Keşke Jane Austen ile akşam üzeri sütlü çay keyfi yapma şansımız olabilseydi. Bazen bazı insanları anlamaya, tanımaya çalışırken bir şeyler içmek istediğimi fark ediyorum. Bu şekilde yolda ya da tatilde tanıma fikrinden daha gerçekçi olduğunu düşünüyorum. Jane Austen ile de sanırım tartışacağımız şeyler çok uzayacağı için Hampshire'da bir iki gece kalabilirdim.
Her zaman dediğim gibi ben biraz geç doğmuşum, yetişemedim. Tek bir soru sorma hakkım varsa da bu olurdu herhalde: Hanımefendi, sizi aşkı çiçek böcek güneş bulut sanmış olabilir misiniz? Biraz keskin bir soru olsa da beni anlayacağını ve asla salon kadını çizgisinden çıkıp bana cevap vereceğini sanmam.
Tarihsel olayları o dönemin koşullarıyla yargılayın derler hep ama söz konusu duygular olduğunda bunu beceremiyorum. Daha doğrusu beceriyorum ama içime sinmiyor. O dönemin "aşk"larını yüzeysel buluyorum. Belki de döneminin kadınlar üzerindeki; kusursuz ol ki seni sevsinler, belirli bir yaştan sonra evde kaldın, kocan ne yaparsa onayla, ona hep güzel görün.... saçmalıklarıyla beyinlerini doldurmaları sebebiyle her şey bu kadar havada kalıyordu. Birbiriyle hiç uzunca sayılabilecek bir süre muhabbet etmeyen, eli eline değmemiş, gerçek duygularını geçirdikleri o kısa zamanda bile konuşamamış, arkadaşlarıyla bile hep bir şeyler gizleyerek sohbet eden genç kızların hikayeleri dönemin aşk hikayelerini oluşturuyor. Zaman geçtikçe kendimiz olabilmeyi; hissettiklerimizi söylemeyi öğrenmişiz. Yoksa menemen bardağı gibi dizilip güçlü kuvvetli kocamızın bizi almasını beklerdik.

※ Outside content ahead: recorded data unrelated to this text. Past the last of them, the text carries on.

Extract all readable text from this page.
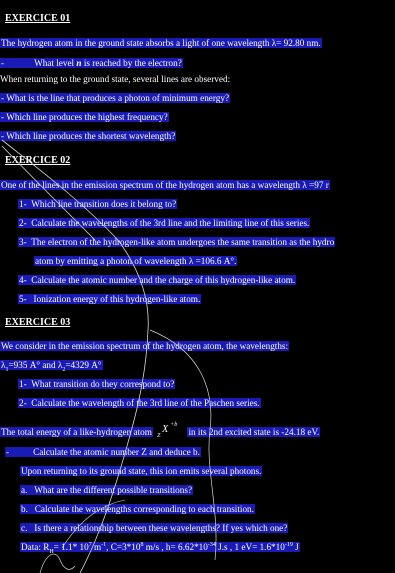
EXERCICE 01
The hydrogen atom in the ground state absorbs a light of one wavelength λ= 92.80 nm.
-	What level n is reached by the electron?
When returning to the ground state, several lines are observed:
- What is the line that produces a photon of minimum energy?
- Which line produces the highest frequency?
- Which line produces the shortest wavelength?
EXERCICE 02
One of the lines in the emission spectrum of the hydrogen atom has a wavelength λ =97 r
1- Which line transition does it belong to?
2- Calculate the wavelengths of the 3rd line and the limiting line of this series.
3- The electron of the hydrogen-like atom undergoes the same transition as the hydro
atom by emitting a photon of wavelength λ =106.6 A°.
4- Calculate the atomic number and the charge of this hydrogen-like atom.
5- Ionization energy of this hydrogen-like atom.
EXERCICE 03
We consider in the emission spectrum of the hydrogen atom, the wavelengths:
$\lambda_1=935$ A° and $\lambda_2=4329$ A°
1- What transition do they correspond to?
2- Calculate the wavelength of the 3rd line of the Paschen series.
The total energy of a like-hydrogen atom Z
X +b
in its 2nd excited state is -24.18 eV.
-	Calculate the atomic number Z and deduce b.
Upon returning to its ground state, this ion emits several photons.
a. What are the different possible transitions?
b. Calculate the wavelengths corresponding to each transition.
c. Is there a relationship between these wavelengths? If yes which one?
Data: $R_H= 1.1*$ $10^7$ $m^{-1}$, $C=3*10^8$ m/s , $h= 6.62*10^{-34}$ J.s , 1 $eV= 1.6*10^{-19}$ J
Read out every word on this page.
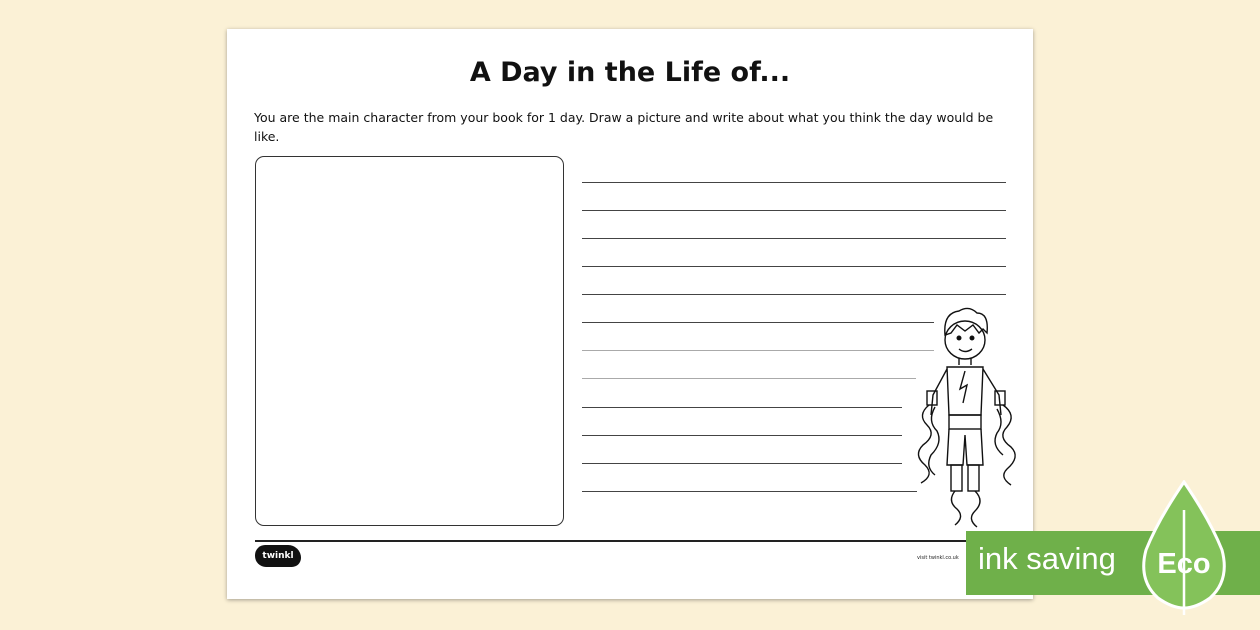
A Day in the Life of...
You are the main character from your book for 1 day. Draw a picture and write about what you think the day would be like.
twinkl	visit twinkl.co.uk ink saving Eco
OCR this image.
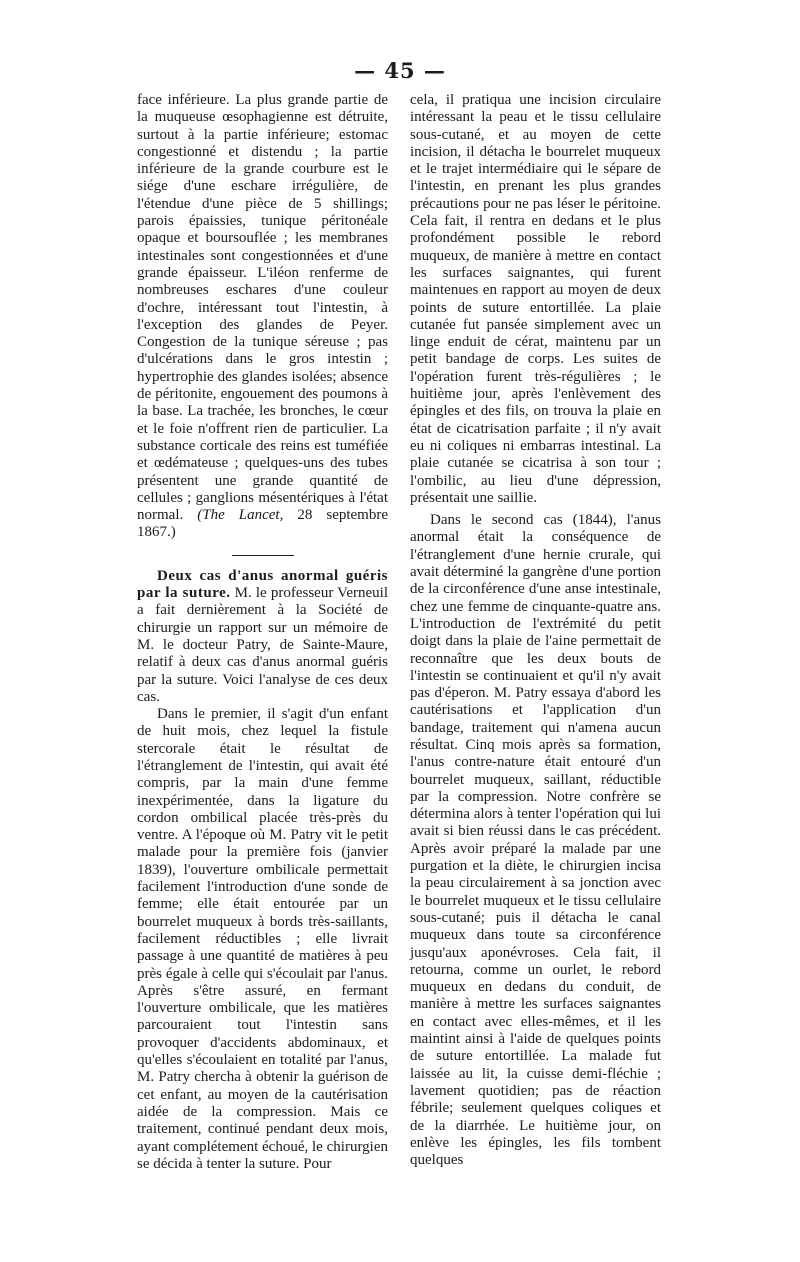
— 45 —

face inférieure. La plus grande partie de la muqueuse œsophagienne est détruite, surtout à la partie inférieure; estomac congestionné et distendu ; la partie inférieure de la grande courbure est le siége d'une eschare irrégulière, de l'étendue d'une pièce de 5 shillings; parois épaissies, tunique péritonéale opaque et boursouflée ; les membranes intestinales sont congestionnées et d'une grande épaisseur. L'iléon renferme de nombreuses eschares d'une couleur d'ochre, intéressant tout l'intestin, à l'exception des glandes de Peyer. Congestion de la tunique séreuse ; pas d'ulcérations dans le gros intestin ; hypertrophie des glandes isolées; absence de péritonite, engouement des poumons à la base. La trachée, les bronches, le cœur et le foie n'offrent rien de particulier. La substance corticale des reins est tuméfiée et œdémateuse ; quelques-uns des tubes présentent une grande quantité de cellules ; ganglions mésentériques à l'état normal. (The Lancet, 28 septembre 1867.)

Deux cas d'anus anormal guéris par la suture. M. le professeur Verneuil a fait dernièrement à la Société de chirurgie un rapport sur un mémoire de M. le docteur Patry, de Sainte-Maure, relatif à deux cas d'anus anormal guéris par la suture. Voici l'analyse de ces deux cas.

Dans le premier, il s'agit d'un enfant de huit mois, chez lequel la fistule stercorale était le résultat de l'étranglement de l'intestin, qui avait été compris, par la main d'une femme inexpérimentée, dans la ligature du cordon ombilical placée très-près du ventre. A l'époque où M. Patry vit le petit malade pour la première fois (janvier 1839), l'ouverture ombilicale permettait facilement l'introduction d'une sonde de femme; elle était entourée par un bourrelet muqueux à bords très-saillants, facilement réductibles ; elle livrait passage à une quantité de matières à peu près égale à celle qui s'écoulait par l'anus. Après s'être assuré, en fermant l'ouverture ombilicale, que les matières parcouraient tout l'intestin sans provoquer d'accidents abdominaux, et qu'elles s'écoulaient en totalité par l'anus, M. Patry chercha à obtenir la guérison de cet enfant, au moyen de la cautérisation aidée de la compression. Mais ce traitement, continué pendant deux mois, ayant complétement échoué, le chirurgien se décida à tenter la suture. Pour

cela, il pratiqua une incision circulaire intéressant la peau et le tissu cellulaire sous-cutané, et au moyen de cette incision, il détacha le bourrelet muqueux et le trajet intermédiaire qui le sépare de l'intestin, en prenant les plus grandes précautions pour ne pas léser le péritoine. Cela fait, il rentra en dedans et le plus profondément possible le rebord muqueux, de manière à mettre en contact les surfaces saignantes, qui furent maintenues en rapport au moyen de deux points de suture entortillée. La plaie cutanée fut pansée simplement avec un linge enduit de cérat, maintenu par un petit bandage de corps. Les suites de l'opération furent très-régulières ; le huitième jour, après l'enlèvement des épingles et des fils, on trouva la plaie en état de cicatrisation parfaite ; il n'y avait eu ni coliques ni embarras intestinal. La plaie cutanée se cicatrisa à son tour ; l'ombilic, au lieu d'une dépression, présentait une saillie.

Dans le second cas (1844), l'anus anormal était la conséquence de l'étranglement d'une hernie crurale, qui avait déterminé la gangrène d'une portion de la circonférence d'une anse intestinale, chez une femme de cinquante-quatre ans. L'introduction de l'extrémité du petit doigt dans la plaie de l'aine permettait de reconnaître que les deux bouts de l'intestin se continuaient et qu'il n'y avait pas d'éperon. M. Patry essaya d'abord les cautérisations et l'application d'un bandage, traitement qui n'amena aucun résultat. Cinq mois après sa formation, l'anus contre-nature était entouré d'un bourrelet muqueux, saillant, réductible par la compression. Notre confrère se détermina alors à tenter l'opération qui lui avait si bien réussi dans le cas précédent. Après avoir préparé la malade par une purgation et la diète, le chirurgien incisa la peau circulairement à sa jonction avec le bourrelet muqueux et le tissu cellulaire sous-cutané; puis il détacha le canal muqueux dans toute sa circonférence jusqu'aux aponévroses. Cela fait, il retourna, comme un ourlet, le rebord muqueux en dedans du conduit, de manière à mettre les surfaces saignantes en contact avec elles-mêmes, et il les maintint ainsi à l'aide de quelques points de suture entortillée. La malade fut laissée au lit, la cuisse demi-fléchie ; lavement quotidien; pas de réaction fébrile; seulement quelques coliques et de la diarrhée. Le huitième jour, on enlève les épingles, les fils tombent quelques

Jane, Darcy'ye acaba gerçek hislerini iyisiyle kötüsüyle söyleyebilecek mi? Darcy, sevmediği bütün insanları balosuna toplarken ne düşündü? Lady Lucas evlendiği adamı gerçekten mi sevdi yoksa evde kalırım diye mi korktu? Bunlar hep soru işareti. Bennet'lerin bu dünyadaki varoluş amacı ne? Hali hazırda aşıksanız ve etraf size pespembe gözüküyorsa bu filmleri izleyip bana sinir olacaksınız çünkü çok tatlı gelecek. Erkenci Kuş dizisini izleyip aşklarıyla kendinizi avutuyorduysanız işin şekli değişecek.
Bütün aşklar kendi sertifikasına sahip ve her aşkı bizzat yaşamadığımız sürece bize biraz yüzeysel ve anlamsız gelecek, bunu kabul ediyorum. Yazının sonunda sizinle barışabiliriz diye düşünüyordum ama hali hazırda kıpır kıpır değilim, yapamadım. Keira Knightley'in en yakıştığı oyunculuğun bu olduğunu düşünüyorum eğer kabul görürse. Rosamund Pike'ımız ise en masum haliyle...
Varsın tüm aşklar yüzeysel gözüksün. Yaşayan herkesin tüm hücrelerine zaruret etmesini temenni ederek izleyelim.